HTTP Request Inspector

See exactly what your browser is telling servers about you right now. Server-visible headers come from a single read-only request to our backend; JavaScript-visible state is gathered from your browser directly.

Reading your browser state...
What's the difference between server-visible and JS-visible state?

Server-visible headers

Every HTTP request your browser sends carries a set of headers in the request itself: User-Agent, Accept-Language, Cookie, etc. These are added by the browser automatically, sent in the bytes of the request, and visible to the server (and to any proxy in between). They're not visible to JavaScript on the page, because the browser deliberately blocks that to prevent fingerprinting scripts from reading them.
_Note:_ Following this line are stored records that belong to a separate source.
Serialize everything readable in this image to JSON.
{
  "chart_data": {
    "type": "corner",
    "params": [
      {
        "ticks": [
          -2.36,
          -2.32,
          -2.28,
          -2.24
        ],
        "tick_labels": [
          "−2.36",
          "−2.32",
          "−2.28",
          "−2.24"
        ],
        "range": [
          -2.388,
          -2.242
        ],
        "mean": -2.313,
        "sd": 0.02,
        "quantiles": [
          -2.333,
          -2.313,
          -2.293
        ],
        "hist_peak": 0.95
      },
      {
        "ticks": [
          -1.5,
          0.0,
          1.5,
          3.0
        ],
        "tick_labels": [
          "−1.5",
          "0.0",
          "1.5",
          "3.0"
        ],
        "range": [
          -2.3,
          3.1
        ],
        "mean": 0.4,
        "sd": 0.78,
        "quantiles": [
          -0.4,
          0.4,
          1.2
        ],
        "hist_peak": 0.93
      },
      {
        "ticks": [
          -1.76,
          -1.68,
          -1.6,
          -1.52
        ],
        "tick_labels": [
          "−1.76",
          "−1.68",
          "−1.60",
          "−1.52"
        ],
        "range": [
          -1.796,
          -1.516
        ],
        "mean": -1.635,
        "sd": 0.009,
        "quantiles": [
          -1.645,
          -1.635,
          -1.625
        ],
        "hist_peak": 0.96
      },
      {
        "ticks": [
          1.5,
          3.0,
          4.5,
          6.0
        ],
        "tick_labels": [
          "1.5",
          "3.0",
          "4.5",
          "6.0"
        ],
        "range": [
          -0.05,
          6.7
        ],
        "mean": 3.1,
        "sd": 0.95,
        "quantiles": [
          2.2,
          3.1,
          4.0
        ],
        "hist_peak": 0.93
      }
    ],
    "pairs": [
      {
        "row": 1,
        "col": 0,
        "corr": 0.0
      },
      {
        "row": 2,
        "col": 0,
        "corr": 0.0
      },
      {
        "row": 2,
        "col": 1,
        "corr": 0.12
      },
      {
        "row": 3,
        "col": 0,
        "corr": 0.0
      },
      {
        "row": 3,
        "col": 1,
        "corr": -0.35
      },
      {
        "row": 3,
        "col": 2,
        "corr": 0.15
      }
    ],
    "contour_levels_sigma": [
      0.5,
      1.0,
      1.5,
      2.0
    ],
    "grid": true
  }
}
To show you these, we make a single read-only call to our backend (/api/myip?headers=1) which echoes back the headers it received. The backend logs only your IP's leading segment (the same as the What's My IP tool); the header values are echoed and forgotten.

JS-visible state

Some browser state isn't sent in HTTP headers but is available to JavaScript via APIs like navigator, Intl, screen, and window. Examples: your time zone, screen resolution, language preferences from navigator.languages, hardware concurrency, color depth, etc. We read these here, in your browser, and never send them anywhere.

Why this matters for privacy

Every piece of information visible above is something every site you visit can see. Individually, items like "you're on Chrome on macOS in Eastern Time" are bland. Together, they form a browser fingerprint that can identify your specific browser instance across sites without using cookies. The more unique each value is, the less private you are.

The defenses against fingerprinting include: using Brave, Tor Browser, or Safari's privacy features; disabling JavaScript on sites that don't need it; using a common browser/OS combination instead of a rare one; sticking with the default fonts and extensions list. Trying to "spoof" individual values usually increases uniqueness because the combination becomes weirder than a real one.

What's redacted

Authorization, Cookie, and Proxy-Authorization are redacted before the backend echoes them. The values still exist in your browser (and a packet capture would catch them), but our API doesn't echo their contents back to you on the page.